A report from the Daily Telegraph said that Remisova described the man likely having "a different sexual orientation, homosexual or transsexual."

Semradova said there have been documented cases of women buried in the manner of men during this time period, but they were either warriors or witch doctors buried with additional funeral accessories.

News of the grave site find in Prague has spawned worldwide headlines that give the impression that the discovery of the skeleton is a historic event.

But not everyone thinks the media should jump to such broad conclusions.

Rosemary A. Joyce, a professor of archaeology at the University of California at Berkeley, said it is possible that the buried person may have had a gender that was not definitively male or female, or perhaps a body type that was outside normal expectations.

Writing on her personal blog, Joyce said it seems the Czech archaeologists have more accurately found "an anomalous burial" in a culture that typically buried its dead in one of two styles.

Joyce also disputes the use of the term "caveman" in media reports about the Prague skeleton, because it is simply not old enough to qualify for such a description.

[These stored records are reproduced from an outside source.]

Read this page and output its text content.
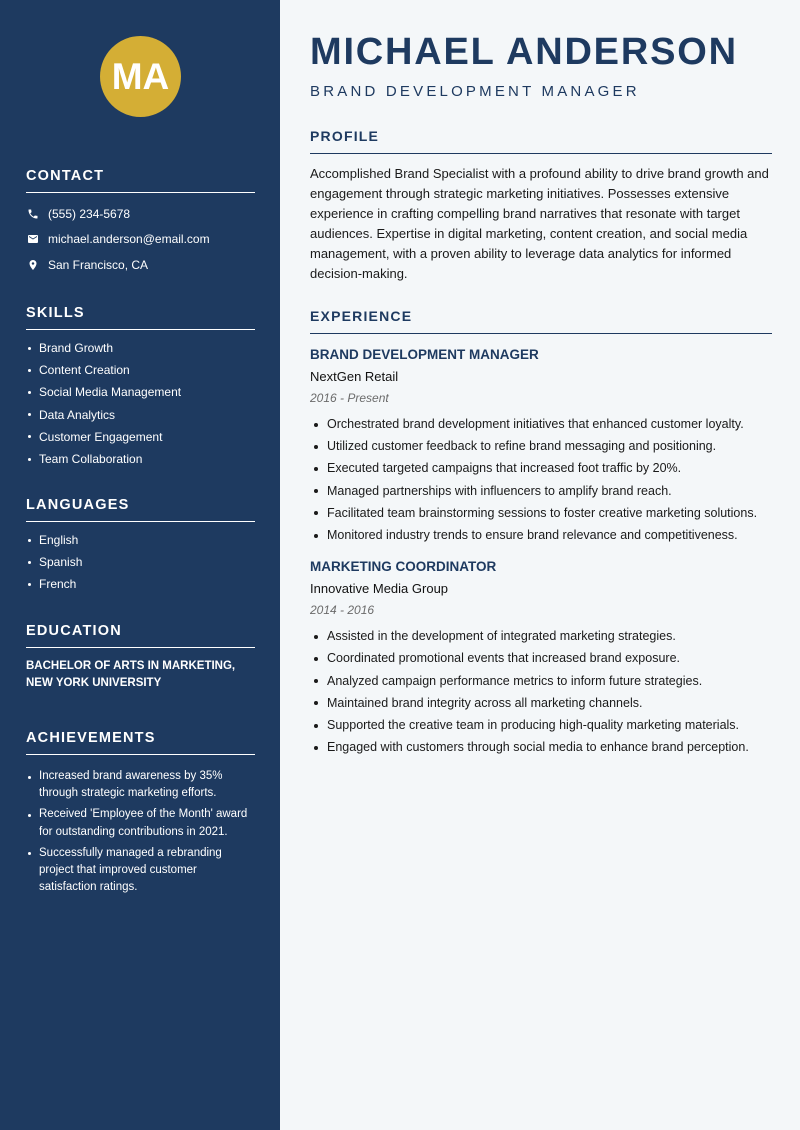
MA
CONTACT
(555) 234-5678
michael.anderson@email.com
San Francisco, CA
SKILLS
Brand Growth
Content Creation
Social Media Management
Data Analytics
Customer Engagement
Team Collaboration
LANGUAGES
English
Spanish
French
EDUCATION
BACHELOR OF ARTS IN MARKETING,
NEW YORK UNIVERSITY
ACHIEVEMENTS
Increased brand awareness by 35% through strategic marketing efforts.
Received 'Employee of the Month' award for outstanding contributions in 2021.
Successfully managed a rebranding project that improved customer satisfaction ratings.
MICHAEL ANDERSON
BRAND DEVELOPMENT MANAGER
PROFILE

Accomplished Brand Specialist with a profound ability to drive brand growth and engagement through strategic marketing initiatives. Possesses extensive experience in crafting compelling brand narratives that resonate with target audiences. Expertise in digital marketing, content creation, and social media management, with a proven ability to leverage data analytics for informed decision-making.

EXPERIENCE
BRAND DEVELOPMENT MANAGER
NextGen Retail
2016 - Present
Orchestrated brand development initiatives that enhanced customer loyalty.
Utilized customer feedback to refine brand messaging and positioning.
Executed targeted campaigns that increased foot traffic by 20%.
Managed partnerships with influencers to amplify brand reach.
Facilitated team brainstorming sessions to foster creative marketing solutions.
Monitored industry trends to ensure brand relevance and competitiveness.
MARKETING COORDINATOR
Innovative Media Group
2014 - 2016
Assisted in the development of integrated marketing strategies.
Coordinated promotional events that increased brand exposure.
Analyzed campaign performance metrics to inform future strategies.
Maintained brand integrity across all marketing channels.
Supported the creative team in producing high-quality marketing materials.
Engaged with customers through social media to enhance brand perception.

The archaeologists do acknowledge that there are many things they don't know about the people living in the Czech Republic towards the end of the Stone Age.

Semradova said the Czech Republic would have been an agricultural society back then and its people would have originated from parts of Eastern Europe.

They would love to "talk to somebody who lived then, but it's not possible," Semradova told CTV.ca in a recent telephone interview from Prague.